Last week the focus was on climate change, this week it’s on water quality.

The visit by the EU environment Commissioner Virginijus Sinkevicius to Ireland turned out to be simply a courtesy call, no more no less.

No visit to even one farm. The results, or lack of them, following the visit and meetings are dealt with elsewhere in this week’s Irish Farmers Journal and online.

The debate needs to be broadened out. A lot of time and resources have been spent measuring ground water quality on individual farms and on different soil types.

It’s becoming clearer that high levels of nitrates are avoidable with sensible management, both on tillage and on most highly-stocked dairy farms.

The Teagasc Curtin’s farm at Moorepark has been stocked to its potential in a grass growing environment for a generation and yet, the nitrate levels in the groundwater there are within fully acceptable limits.

Outing

Last week, Teagasc held an outing to one of its Signpost farms. We were shown a cover crop sown after winter wheat in preparation for a crop of malting barley to be sown next spring.

Again but in a different context, the growing cover crop will absorb the nitrogen that would otherwise have been able to percolate down. Traditionally, the most nitrate rich rivers were those draining the sugar beet areas.

With the benefit of present knowledge, this is no surprise as the well-manured fields were harvested in the late autumn / early winter period and then usually left bare until the following spring.

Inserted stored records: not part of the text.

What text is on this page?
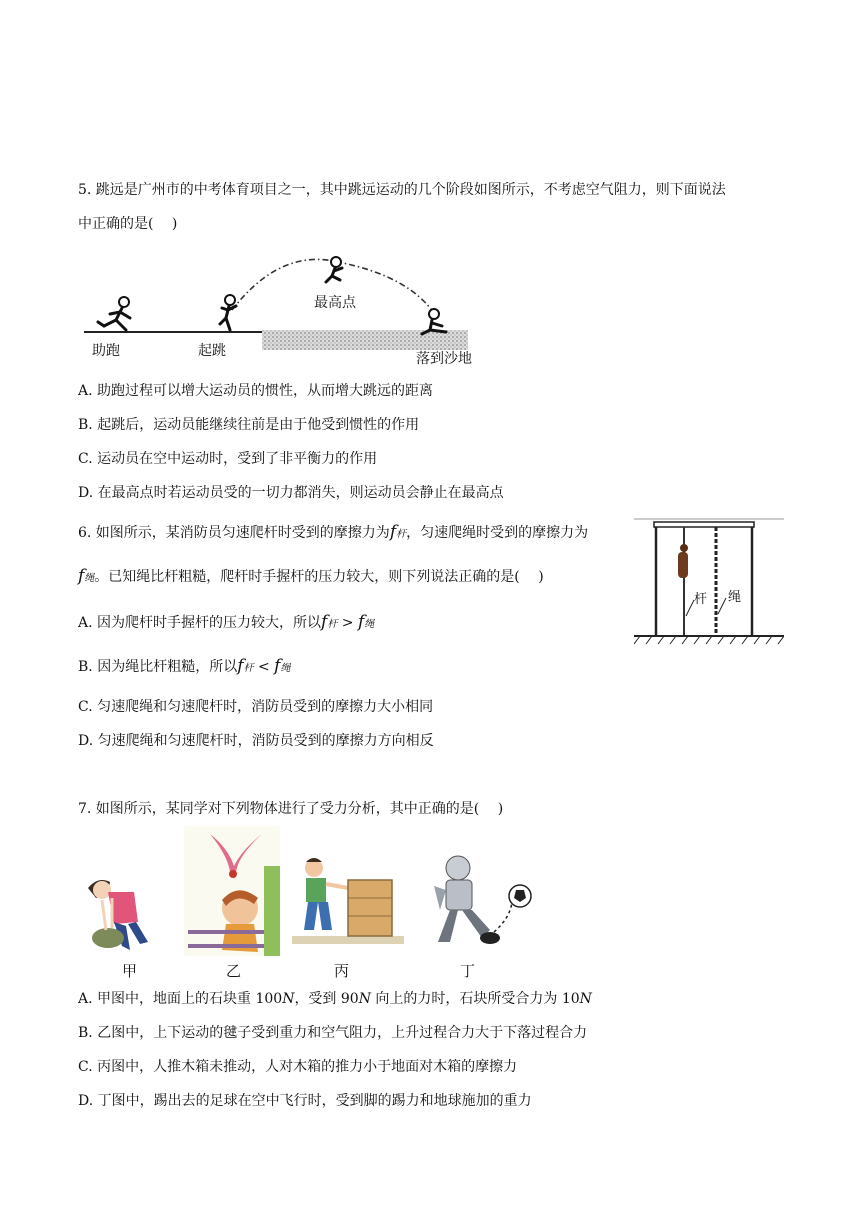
5. 跳远是广州市的中考体育项目之一，其中跳远运动的几个阶段如图所示，不考虑空气阻力，则下面说法
中正确的是(　 )
助跑	起跳
最高点
落到沙地
A. 助跑过程可以增大运动员的惯性，从而增大跳远的距离
B. 起跳后，运动员能继续往前是由于他受到惯性的作用
C. 运动员在空中运动时，受到了非平衡力的作用
D. 在最高点时若运动员受的一切力都消失，则运动员会静止在最高点
6. 如图所示，某消防员匀速爬杆时受到的摩擦力为f杆，匀速爬绳时受到的摩擦力为
f绳。已知绳比杆粗糙，爬杆时手握杆的压力较大，则下列说法正确的是(　 )
杆 绳
A. 因为爬杆时手握杆的压力较大，所以f杆 > f绳
B. 因为绳比杆粗糙，所以f杆 < f绳
C. 匀速爬绳和匀速爬杆时，消防员受到的摩擦力大小相同
D. 匀速爬绳和匀速爬杆时，消防员受到的摩擦力方向相反
7. 如图所示，某同学对下列物体进行了受力分析，其中正确的是(　 )
甲	乙	丙	丁
A. 甲图中，地面上的石块重 100N，受到 90N 向上的力时，石块所受合力为 10N
B. 乙图中，上下运动的毽子受到重力和空气阻力，上升过程合力大于下落过程合力
C. 丙图中，人推木箱未推动，人对木箱的推力小于地面对木箱的摩擦力
D. 丁图中，踢出去的足球在空中飞行时，受到脚的踢力和地球施加的重力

We have moved on since then. There is no reason, with modern measurement capacity, why individual farms stocked above a certain level or if in tillage, receiving above certain specified levels of fertiliser, should not have their ground water assessed and the results fed into future nutrient recommendations.

Illogical

This would be more scientifically rigorous, as well as much fairer to individual farmers. Blanket probations such as what we are seeing are not logical.

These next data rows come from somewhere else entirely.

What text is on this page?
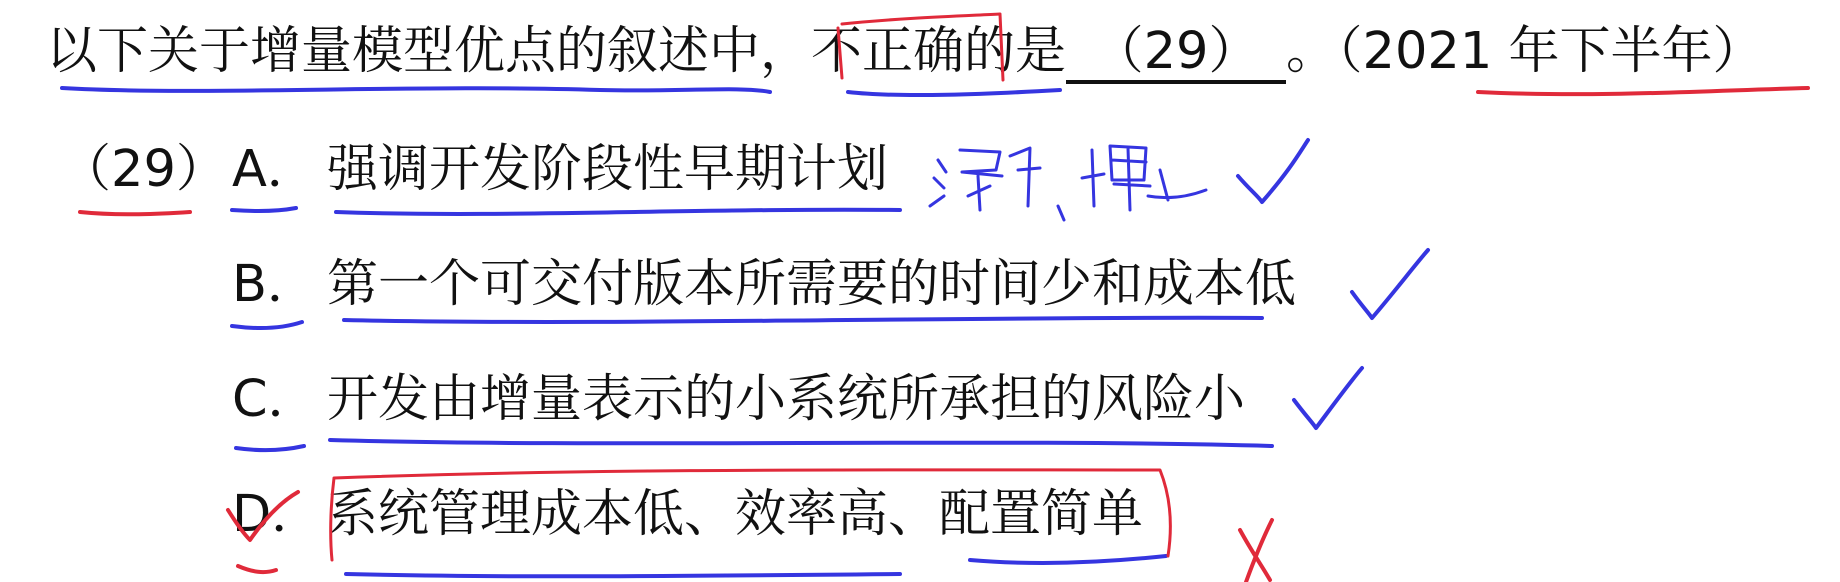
以下关于增量模型优点的叙述中，不正确的是 （29） 。（2021 年下半年）
（29） A． 强调开发阶段性早期计划
B． 第一个可交付版本所需要的时间少和成本低
C． 开发由增量表示的小系统所承担的风险小
D．系统管理成本低、效率高、配置简单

The same individual farm assessment should also apply to assessing stored carbon on farms. Northern Ireland, on the initiative of professor John Gilliland, has embarked on just such a programme. It will be essential if a real carbon farming possibility is ever to emerge.

Carbon, climate and water quality are all new features of modern farming. They are not going to disappear as issues, but farmers are entitled to be treated as individuals rather than subjected to blanket regulatory regimes.